Par Géraldine Dormoy
partage cancer sein
Face à la maladie, de plus en plus de patientes éprouvent le besoin d'exprimer leur ressenti sur Instagram ou dans une association. Quatre femmes nous racontent comment prendre la parole les a aidées à avancer sur le chemin de la guérison.

Laure Guéroult-Accolas a vécu son cancer du sein bien entourée mais isolée. "C'était en 2009, j'avais 39 ans, je vivais à l'étranger avec mon mari et mes enfants, à l'époque il n'y avait pas beaucoup de communication sur les femmes jeunes touchées par cette maladie", se souvient-elle. Lorsqu'elle rentre en France deux ans plus tard, elle réalise que son sentiment d'avoir manqué d'informations utiles est partagé par de nombreuses femmes.

En 2014, elle fonde Mon réseau cancer du sein pour faciliter l'échange avec d'autres personnes et l'accès à une information fiable. Sa plateforme digitale rencontre un tel écho qu'elle l'a depuis déclinée, sous le nom de Patients en réseau, sur d'autres types de cancer. Elle sait pourtant qu'oser verbaliser la maladie n'est pas facile.

"C'est pour cette raison que l'on veille à séparer le monde des patients de celui des proches, explique-t-elle. On puise de la force auprès des personnes qui vivent la même chose. Échanger entre pairs permet de se lâcher et de dire quand ça ne va pas sans risquer d'effrayer ou de heurter l'entourage." Un cocon protecteur que plébiscite Anne-Vincent Salomon, pathologiste à l'Institut Curie et présidente du comité scientifique de Ruban Rose : "Dire que l'on a un cancer reste un moment bouleversant, mais ce n'est plus un signe de faiblesse. L'essentiel est de comprendre son parcours de soins : dès que l'on sait où l'on va aller, on a moins peur. En parler entre patients permet de s'approprier le sujet."

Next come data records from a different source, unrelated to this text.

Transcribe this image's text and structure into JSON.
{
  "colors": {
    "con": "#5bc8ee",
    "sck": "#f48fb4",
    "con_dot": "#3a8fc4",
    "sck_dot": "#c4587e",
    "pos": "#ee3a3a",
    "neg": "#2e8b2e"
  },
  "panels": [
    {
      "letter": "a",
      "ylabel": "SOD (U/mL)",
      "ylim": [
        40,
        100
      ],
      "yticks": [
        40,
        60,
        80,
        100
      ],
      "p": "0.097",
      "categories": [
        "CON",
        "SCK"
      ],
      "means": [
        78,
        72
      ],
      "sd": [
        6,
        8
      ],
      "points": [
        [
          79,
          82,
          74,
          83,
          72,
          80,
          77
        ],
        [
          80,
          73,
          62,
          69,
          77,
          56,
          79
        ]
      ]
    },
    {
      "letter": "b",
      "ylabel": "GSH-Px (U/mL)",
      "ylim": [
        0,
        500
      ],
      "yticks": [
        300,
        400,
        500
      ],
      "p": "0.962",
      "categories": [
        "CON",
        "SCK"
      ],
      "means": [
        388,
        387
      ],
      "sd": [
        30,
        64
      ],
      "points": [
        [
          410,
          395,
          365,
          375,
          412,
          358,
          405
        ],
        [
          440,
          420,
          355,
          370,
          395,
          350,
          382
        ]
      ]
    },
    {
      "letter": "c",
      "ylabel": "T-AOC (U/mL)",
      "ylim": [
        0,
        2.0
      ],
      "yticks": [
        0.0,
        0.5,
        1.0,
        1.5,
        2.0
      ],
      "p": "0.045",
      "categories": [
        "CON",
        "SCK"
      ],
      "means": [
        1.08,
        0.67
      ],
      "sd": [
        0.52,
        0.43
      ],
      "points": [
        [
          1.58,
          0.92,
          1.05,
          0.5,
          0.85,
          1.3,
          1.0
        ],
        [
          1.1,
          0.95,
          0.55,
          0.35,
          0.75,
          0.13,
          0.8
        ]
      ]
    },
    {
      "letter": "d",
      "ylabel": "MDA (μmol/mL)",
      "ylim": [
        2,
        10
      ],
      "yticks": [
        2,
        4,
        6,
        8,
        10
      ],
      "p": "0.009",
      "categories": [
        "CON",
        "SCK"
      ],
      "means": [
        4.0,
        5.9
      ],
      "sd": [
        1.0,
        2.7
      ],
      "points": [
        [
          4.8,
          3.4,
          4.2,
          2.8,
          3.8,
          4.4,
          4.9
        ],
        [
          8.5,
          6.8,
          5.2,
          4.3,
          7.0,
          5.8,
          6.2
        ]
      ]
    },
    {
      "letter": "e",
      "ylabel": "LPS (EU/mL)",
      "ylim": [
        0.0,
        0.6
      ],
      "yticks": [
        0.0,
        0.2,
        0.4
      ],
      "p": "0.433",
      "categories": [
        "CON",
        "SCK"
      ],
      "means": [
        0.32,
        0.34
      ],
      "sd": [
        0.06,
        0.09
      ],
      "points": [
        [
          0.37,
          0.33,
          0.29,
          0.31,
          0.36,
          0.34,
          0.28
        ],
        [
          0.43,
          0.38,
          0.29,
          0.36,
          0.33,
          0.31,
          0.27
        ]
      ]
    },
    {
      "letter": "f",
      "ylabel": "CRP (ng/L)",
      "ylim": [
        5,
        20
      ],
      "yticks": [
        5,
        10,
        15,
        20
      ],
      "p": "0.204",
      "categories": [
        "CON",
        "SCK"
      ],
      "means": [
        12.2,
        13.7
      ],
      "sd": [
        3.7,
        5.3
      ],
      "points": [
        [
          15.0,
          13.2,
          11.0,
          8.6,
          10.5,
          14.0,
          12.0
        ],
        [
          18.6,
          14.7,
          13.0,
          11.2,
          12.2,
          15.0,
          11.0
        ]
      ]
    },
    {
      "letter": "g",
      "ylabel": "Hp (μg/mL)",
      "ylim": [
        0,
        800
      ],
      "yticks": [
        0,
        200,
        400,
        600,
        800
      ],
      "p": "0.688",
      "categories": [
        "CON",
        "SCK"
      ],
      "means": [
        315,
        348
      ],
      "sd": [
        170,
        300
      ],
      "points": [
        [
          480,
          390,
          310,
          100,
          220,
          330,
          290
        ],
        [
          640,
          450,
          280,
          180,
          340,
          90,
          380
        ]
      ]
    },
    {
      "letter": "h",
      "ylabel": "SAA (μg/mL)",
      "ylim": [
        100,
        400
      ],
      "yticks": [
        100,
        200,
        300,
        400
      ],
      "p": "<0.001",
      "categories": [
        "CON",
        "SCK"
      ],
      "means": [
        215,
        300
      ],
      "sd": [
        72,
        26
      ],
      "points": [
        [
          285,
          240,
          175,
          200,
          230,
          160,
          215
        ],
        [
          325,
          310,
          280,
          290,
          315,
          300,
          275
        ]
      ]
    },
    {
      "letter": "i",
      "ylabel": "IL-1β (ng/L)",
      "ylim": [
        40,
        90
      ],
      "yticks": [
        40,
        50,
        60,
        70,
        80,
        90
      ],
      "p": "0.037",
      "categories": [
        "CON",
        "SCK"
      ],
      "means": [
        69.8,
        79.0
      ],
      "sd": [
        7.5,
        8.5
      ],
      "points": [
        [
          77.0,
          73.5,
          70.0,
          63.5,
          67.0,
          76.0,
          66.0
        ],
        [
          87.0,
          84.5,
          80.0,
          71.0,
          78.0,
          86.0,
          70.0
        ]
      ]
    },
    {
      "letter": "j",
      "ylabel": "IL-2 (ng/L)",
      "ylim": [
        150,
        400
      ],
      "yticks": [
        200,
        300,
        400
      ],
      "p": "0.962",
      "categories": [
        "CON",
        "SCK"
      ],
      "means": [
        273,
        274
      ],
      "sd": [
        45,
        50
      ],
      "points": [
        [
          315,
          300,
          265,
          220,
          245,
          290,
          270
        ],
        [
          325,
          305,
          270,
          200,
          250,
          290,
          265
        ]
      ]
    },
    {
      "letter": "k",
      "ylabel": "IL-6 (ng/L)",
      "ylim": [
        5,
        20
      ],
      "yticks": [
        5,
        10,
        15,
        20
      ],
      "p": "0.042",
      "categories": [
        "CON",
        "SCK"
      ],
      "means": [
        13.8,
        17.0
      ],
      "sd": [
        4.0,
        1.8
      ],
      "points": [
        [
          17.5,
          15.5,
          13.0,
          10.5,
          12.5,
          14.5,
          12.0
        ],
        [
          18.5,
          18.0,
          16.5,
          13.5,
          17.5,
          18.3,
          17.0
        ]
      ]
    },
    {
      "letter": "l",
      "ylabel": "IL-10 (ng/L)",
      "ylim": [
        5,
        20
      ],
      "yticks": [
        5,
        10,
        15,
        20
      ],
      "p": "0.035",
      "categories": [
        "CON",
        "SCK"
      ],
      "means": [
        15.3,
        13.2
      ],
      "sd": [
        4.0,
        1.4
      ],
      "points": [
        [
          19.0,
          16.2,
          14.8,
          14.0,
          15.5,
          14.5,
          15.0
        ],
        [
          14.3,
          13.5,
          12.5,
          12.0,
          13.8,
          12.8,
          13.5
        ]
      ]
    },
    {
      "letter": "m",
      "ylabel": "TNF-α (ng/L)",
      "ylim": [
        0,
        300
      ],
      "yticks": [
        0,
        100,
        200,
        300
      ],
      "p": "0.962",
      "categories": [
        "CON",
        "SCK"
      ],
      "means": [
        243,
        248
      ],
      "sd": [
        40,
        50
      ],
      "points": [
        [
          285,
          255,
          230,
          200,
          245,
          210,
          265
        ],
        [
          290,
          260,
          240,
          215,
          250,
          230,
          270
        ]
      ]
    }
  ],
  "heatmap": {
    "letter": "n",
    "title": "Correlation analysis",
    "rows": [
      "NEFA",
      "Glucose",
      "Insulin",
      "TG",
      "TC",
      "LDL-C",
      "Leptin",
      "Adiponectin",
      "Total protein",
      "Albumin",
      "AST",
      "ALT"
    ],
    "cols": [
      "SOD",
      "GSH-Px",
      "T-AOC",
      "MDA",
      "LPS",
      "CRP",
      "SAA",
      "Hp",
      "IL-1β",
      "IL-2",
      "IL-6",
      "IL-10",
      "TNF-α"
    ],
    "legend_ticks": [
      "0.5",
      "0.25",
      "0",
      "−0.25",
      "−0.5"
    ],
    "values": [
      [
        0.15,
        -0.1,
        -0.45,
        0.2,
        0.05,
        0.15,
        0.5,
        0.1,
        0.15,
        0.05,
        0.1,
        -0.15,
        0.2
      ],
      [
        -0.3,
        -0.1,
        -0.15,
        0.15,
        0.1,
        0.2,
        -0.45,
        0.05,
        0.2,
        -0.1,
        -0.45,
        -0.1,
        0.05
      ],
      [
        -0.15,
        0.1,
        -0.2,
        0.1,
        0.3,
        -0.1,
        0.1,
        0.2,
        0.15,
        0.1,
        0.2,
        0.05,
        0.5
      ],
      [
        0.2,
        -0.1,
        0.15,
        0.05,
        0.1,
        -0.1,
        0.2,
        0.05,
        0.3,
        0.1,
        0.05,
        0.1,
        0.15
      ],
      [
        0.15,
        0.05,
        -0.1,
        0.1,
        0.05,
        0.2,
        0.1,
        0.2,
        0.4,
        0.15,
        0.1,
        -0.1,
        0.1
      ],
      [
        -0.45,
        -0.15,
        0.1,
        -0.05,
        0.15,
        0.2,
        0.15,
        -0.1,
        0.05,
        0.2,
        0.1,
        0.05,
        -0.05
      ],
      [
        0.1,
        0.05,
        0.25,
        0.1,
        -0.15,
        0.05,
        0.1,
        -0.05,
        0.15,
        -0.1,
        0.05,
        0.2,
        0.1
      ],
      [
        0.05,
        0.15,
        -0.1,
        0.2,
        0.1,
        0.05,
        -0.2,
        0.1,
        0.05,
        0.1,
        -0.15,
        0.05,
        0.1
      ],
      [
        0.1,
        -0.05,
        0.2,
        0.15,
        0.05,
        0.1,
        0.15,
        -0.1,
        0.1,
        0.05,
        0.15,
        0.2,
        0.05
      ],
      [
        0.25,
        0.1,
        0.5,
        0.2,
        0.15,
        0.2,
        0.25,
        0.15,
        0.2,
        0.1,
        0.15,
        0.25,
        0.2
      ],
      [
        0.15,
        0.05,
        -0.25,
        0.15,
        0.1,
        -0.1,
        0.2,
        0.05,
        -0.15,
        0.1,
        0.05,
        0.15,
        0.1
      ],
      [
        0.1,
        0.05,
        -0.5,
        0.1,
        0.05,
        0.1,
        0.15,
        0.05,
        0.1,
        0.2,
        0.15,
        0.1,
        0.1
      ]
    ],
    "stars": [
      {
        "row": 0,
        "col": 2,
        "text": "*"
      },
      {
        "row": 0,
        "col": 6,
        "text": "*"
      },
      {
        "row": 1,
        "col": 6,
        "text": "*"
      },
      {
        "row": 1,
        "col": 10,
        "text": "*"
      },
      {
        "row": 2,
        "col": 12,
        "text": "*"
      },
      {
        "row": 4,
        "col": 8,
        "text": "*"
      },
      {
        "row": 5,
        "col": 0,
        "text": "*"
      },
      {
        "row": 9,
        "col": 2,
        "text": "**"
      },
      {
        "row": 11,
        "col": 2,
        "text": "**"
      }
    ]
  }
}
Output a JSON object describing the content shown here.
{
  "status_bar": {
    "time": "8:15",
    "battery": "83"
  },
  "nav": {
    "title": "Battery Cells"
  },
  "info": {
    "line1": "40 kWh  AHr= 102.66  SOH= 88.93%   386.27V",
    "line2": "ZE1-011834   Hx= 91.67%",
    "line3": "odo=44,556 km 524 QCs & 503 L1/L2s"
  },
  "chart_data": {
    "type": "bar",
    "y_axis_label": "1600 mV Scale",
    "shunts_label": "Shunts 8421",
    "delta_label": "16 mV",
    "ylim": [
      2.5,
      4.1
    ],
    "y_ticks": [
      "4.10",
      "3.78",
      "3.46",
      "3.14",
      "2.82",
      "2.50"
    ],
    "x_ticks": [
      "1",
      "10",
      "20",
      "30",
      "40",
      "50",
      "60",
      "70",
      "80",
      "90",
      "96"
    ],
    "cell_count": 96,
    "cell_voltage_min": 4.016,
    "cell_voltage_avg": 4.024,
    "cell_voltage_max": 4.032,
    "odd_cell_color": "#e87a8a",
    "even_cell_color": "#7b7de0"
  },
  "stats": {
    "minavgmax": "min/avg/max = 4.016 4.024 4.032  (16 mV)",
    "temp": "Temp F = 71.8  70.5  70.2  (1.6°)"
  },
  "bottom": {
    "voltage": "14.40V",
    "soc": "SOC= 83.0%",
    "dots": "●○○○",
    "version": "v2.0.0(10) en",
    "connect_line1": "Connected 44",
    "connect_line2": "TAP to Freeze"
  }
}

Avec l'essor des réseaux sociaux, nombreuses sont celles atteintes d'un cancer du sein à évoquer en ligne leur quotidien sous les hashtags #cancerdusein ou #kfighteuse. Les motivations d'Émilie, Magali, Marie-France et Nina, que nous avons rencontrées, sont multiples : besoin de rompre l'isolement, de partager les émotions et les questionnements, volonté de briser un tabou, urgence à sensibiliser. Pour celles qui s'étaient déjà constitué une communauté avant la maladie, cela implique en outre de composer avec les projections de leurs abonné.es. "Parce que je suis influenceuse, les gens s'imaginent que ma vie est parfaite, pointe Émilie Daudin, alias @emiliebrunette sur Instagram. J'ai voulu montrer que ça n'était pas le cas."

Toutes insistent sur la bienveillance et la sincérité qui entourent ces échanges. "On entend beaucoup de choses négatives sur les réseaux sociaux mais je n'ai jamais essuyé la moindre remarque blessante", constate Marie-France. Laure Guéroult-Accolas y voit l'expression d'une sororité bâtie contre un ennemi commun : "Les malades livrent bataille et apportent leur soutien à celles qui sont en première ligne. Elles s'encouragent, compatissent, se félicitent des victoires." Le ton est souvent joyeux, voire teinté d'humour noir. "Dédramatiser permet de ne pas se laisser envahir par le cancer, note Anne-Vincent Salomon. En rire, c'est le remettre à sa juste place."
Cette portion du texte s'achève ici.